Critical factors like codon, start codon, re site incorporation, etc have to be dealt with in making primers for gene expression studies, and hence: are there any recommended Softwares for the above concerns? Inputs would be a great help to me !!!
Yes..........i m familiar with the tools you all are suggesting but for addtional requirements like adding a re site n then checking that the primer is efficient, or start codon orf incorporation...................primer blast wd not allow these features to be tested ...........
Hi, I think you are going to have to use your creativity and dig a little to get this right. I like Primer3 (to get a list of possible primer pairs) and Perl Primer (to check for extendible primer dimers) and IDT Oligo Analyzer (to check for hairpins, etc...) (all free) I have also used primer blast...just check the primers once you do using the above sources. When doing gene expression analysis it is important that your amplicons span an intronic sequence. Using NCBI BLAST you can find these boundaries (its been too long for me to be able to describe this process, but it is possible). This is important because contaminating DNA can interfere with results, and since the mRNA doesn't contain introns, spanning those introns will remove/reduce the contribution from DNA...since amplifying long products is not as efficient as shorter products.

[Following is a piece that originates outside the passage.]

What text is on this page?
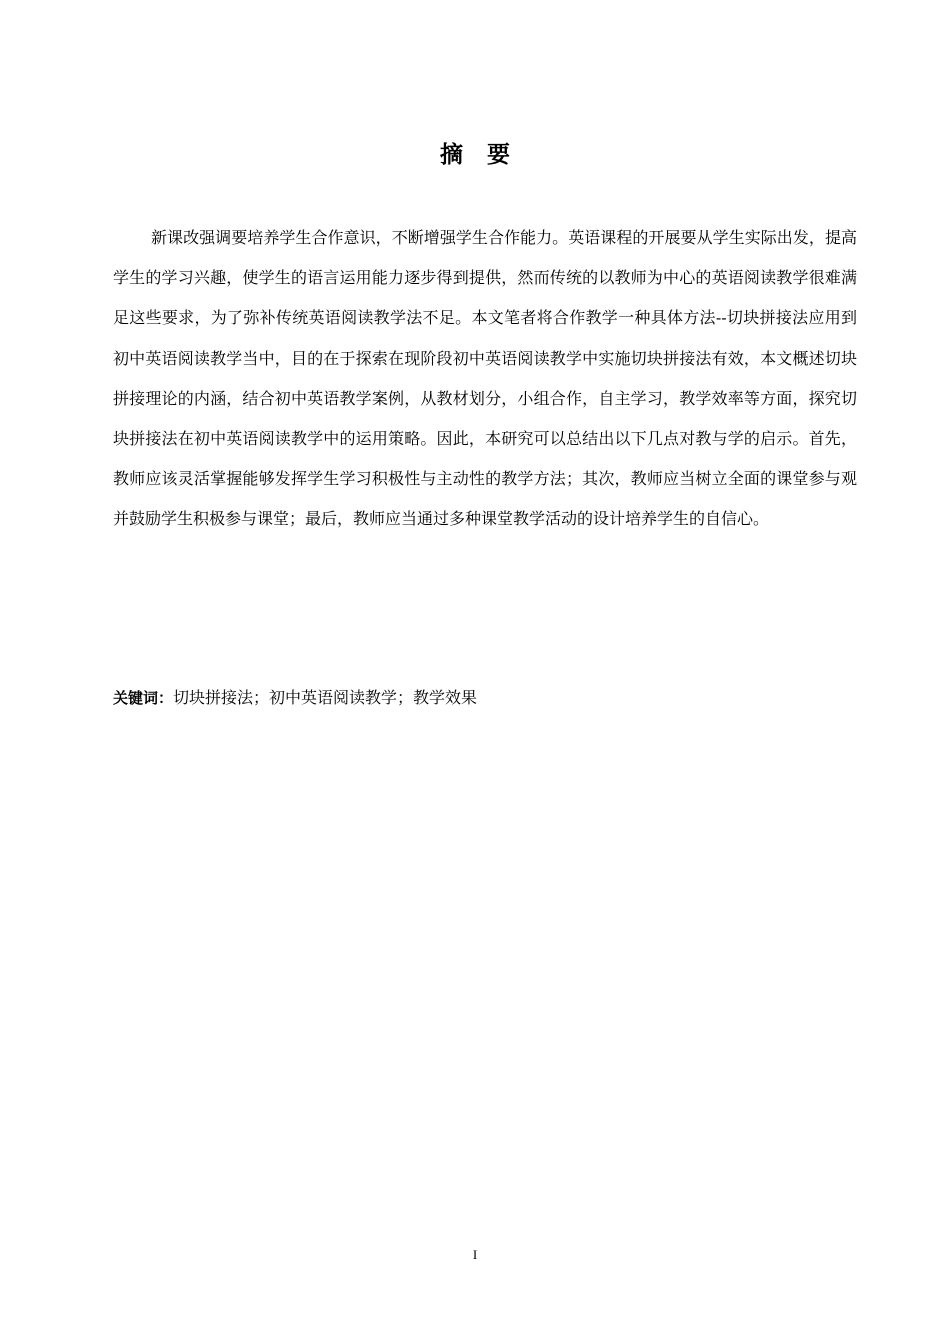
摘 要

新课改强调要培养学生合作意识，不断增强学生合作能力。英语课程的开展要从学生实际出发，提高学生的学习兴趣，使学生的语言运用能力逐步得到提供，然而传统的以教师为中心的英语阅读教学很难满足这些要求，为了弥补传统英语阅读教学法不足。本文笔者将合作教学一种具体方法--切块拼接法应用到初中英语阅读教学当中，目的在于探索在现阶段初中英语阅读教学中实施切块拼接法有效，本文概述切块拼接理论的内涵，结合初中英语教学案例，从教材划分，小组合作，自主学习，教学效率等方面，探究切块拼接法在初中英语阅读教学中的运用策略。因此，本研究可以总结出以下几点对教与学的启示。首先，教师应该灵活掌握能够发挥学生学习积极性与主动性的教学方法；其次，教师应当树立全面的课堂参与观并鼓励学生积极参与课堂；最后，教师应当通过多种课堂教学活动的设计培养学生的自信心。

关键词：切块拼接法；初中英语阅读教学；教学效果

I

Use any primer designing tool example- primer3, pride, autoprime etc... select the best outputs and do blast. see to that your blast result should show only the target gene sequences... hope this information will be useful for you..
I always make use of the OLIGO Primer analysis software. With this you will be able to ajust the length of your primers, edit (add any wanted codon) the primers and check their efficient in the PCR reaction; you also directly have the optimum annealing temperature for your pcr process.